Chapter 2
461words
She was still very weak, yet she forced herself to stand and came to sit beside me.
Her eyes were red. She was crying quietly, trying to hold it in.
I thought she was mourning her own child.
I didn’t expect the first thing I heard from her to be an apology.
“I’m sorry,” she said. “When I went out for a walk, I saw a suspicious woman. It was so late, and I didn’t dare to catch her. She disappeared so quickly.
“If I had stopped her, you wouldn’t have…”
She wrapped her arms around my shoulders carefully, but her sobs grew louder.
My foolish friend.
She was the one who saved me.
I was about to comfort her when her phone suddenly rang.
It was her husband, Ethan, who worked in the fire department.
“You texted me saying you miscarried? And you even cursed my brother?” he snapped.
“Are you out of your mind? The babies had Vicky’s protective spell. How could anything happen? I told you already, Vicky is a friend. A friend. Do you even understand that?
“And arson? What nonsense are you making up now? At least make your lies believable. Do you know what my job is? Don’t joke about fires.
“Oh, you said you miscarried and want a divorce? Fine. I’ll divorce you. Don’t come crawling back later.”
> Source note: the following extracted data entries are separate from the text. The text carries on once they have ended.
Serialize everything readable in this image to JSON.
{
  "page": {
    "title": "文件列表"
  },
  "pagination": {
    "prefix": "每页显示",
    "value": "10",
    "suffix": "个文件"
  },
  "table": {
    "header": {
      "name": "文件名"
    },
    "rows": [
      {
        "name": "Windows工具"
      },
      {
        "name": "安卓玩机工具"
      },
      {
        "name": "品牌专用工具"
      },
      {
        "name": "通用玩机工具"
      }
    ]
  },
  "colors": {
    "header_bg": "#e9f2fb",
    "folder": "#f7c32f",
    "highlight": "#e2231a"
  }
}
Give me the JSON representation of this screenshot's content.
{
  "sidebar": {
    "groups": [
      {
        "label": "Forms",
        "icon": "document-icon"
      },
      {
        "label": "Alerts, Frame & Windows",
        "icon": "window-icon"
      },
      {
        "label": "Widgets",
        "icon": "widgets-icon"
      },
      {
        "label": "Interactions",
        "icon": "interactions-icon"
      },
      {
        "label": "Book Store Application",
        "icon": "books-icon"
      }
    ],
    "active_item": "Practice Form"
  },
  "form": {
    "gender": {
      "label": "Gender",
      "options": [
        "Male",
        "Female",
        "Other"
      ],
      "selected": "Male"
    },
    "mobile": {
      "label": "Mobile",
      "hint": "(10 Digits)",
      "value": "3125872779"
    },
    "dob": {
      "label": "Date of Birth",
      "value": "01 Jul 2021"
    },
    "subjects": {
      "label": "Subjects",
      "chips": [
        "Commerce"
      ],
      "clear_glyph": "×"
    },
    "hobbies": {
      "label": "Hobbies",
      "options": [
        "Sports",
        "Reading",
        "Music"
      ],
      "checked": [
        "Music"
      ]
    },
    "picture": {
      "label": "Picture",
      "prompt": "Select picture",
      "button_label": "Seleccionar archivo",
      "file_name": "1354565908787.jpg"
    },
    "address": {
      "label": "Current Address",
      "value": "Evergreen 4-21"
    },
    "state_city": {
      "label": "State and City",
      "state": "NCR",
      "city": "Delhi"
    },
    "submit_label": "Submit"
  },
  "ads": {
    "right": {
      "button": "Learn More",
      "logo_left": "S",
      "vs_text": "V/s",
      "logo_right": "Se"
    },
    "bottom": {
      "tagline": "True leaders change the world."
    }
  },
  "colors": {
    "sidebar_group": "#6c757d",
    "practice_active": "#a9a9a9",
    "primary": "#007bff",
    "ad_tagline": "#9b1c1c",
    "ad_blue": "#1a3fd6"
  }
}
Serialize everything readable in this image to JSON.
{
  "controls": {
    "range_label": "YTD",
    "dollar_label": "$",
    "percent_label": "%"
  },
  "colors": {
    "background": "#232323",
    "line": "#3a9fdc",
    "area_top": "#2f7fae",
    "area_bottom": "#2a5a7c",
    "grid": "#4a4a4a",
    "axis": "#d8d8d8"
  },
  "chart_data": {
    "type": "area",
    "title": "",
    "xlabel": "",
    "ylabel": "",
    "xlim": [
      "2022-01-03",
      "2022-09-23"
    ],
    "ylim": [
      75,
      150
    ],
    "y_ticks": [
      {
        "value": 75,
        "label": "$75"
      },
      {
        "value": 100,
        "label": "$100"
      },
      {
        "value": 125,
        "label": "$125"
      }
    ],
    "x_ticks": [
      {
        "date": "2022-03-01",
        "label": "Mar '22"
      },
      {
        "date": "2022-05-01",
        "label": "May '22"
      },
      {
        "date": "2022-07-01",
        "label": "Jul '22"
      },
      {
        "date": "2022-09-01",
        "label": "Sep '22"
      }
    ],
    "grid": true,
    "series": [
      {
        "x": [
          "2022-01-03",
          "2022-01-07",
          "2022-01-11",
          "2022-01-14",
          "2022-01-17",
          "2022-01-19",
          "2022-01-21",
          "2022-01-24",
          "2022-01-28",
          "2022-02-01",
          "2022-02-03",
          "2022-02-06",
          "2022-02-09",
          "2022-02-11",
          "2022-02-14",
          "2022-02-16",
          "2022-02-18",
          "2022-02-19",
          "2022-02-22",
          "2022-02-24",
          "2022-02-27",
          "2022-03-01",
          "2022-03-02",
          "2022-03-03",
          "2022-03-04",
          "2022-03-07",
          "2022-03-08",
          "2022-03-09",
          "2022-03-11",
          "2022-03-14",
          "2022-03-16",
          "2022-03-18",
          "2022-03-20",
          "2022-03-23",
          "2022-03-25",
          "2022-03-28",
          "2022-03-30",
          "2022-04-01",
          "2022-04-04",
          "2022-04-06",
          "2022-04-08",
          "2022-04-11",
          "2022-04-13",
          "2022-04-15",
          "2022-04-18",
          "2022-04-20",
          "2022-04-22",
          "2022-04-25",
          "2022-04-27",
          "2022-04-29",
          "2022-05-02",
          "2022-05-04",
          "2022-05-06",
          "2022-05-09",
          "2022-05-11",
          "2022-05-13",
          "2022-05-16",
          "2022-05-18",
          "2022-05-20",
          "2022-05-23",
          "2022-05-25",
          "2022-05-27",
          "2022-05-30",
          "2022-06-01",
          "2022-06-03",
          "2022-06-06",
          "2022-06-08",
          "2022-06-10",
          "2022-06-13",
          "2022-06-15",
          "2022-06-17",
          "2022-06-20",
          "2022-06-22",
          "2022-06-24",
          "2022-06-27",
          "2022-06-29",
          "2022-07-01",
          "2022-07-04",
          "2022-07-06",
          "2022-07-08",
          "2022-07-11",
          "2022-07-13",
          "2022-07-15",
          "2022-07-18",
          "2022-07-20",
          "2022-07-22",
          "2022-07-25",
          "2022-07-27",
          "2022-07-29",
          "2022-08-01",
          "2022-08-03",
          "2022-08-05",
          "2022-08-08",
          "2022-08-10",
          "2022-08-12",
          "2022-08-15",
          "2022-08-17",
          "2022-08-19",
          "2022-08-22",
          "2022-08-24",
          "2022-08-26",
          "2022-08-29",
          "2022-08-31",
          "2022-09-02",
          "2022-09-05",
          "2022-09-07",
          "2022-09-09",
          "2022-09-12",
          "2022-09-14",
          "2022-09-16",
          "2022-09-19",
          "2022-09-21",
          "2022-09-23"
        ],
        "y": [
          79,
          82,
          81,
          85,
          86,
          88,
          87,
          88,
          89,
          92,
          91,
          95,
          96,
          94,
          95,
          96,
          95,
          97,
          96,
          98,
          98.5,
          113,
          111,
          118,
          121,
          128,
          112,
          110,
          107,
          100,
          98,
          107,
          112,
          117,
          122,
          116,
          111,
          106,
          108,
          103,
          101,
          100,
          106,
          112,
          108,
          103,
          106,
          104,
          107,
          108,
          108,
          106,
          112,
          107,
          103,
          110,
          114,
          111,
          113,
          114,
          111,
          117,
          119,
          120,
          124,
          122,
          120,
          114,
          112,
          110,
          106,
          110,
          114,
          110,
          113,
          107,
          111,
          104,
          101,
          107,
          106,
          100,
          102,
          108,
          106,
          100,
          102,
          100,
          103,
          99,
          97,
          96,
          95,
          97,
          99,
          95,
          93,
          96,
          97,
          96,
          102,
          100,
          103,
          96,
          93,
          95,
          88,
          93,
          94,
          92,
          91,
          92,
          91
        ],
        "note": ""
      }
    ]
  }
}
My friend tried to say something, but her voice caught in her throat.
She could only sit there, crying in silence.
He cursed a few more times. When no one answered, he hung up.
“Claire,” I said softly, “you’re brave and strong. He doesn’t deserve you.”
She hugged me tightly, all the emotions she had been holding back finally breaking free.
“Maybe we never should have married vampires in the first place.”
We held each other, realizing how foolish we were to believe in love and loyalty from vampire.
My tears soaked into Claire’s shoulder.
Yes. They were loyal.
Just not to their wives.
They were only loyal to Vicky.
The woman who had once abandoned them for a human.
Only then did I understand why Vicky had deliberately mentioned the anniversary of her transformation that day and why our husbands had fallen silent the moment she spoke.
We had thought our weddings happened to fall on the same day as that anniversary.
We told ourselves it was just a coincidence.
We even believed what the two men told us.
We took care of Vicky.
We treated her kindly. We let her treat our home as her own.
In the end, it turned out we were the outsiders.
It was a pity that we only understood this after losing our children.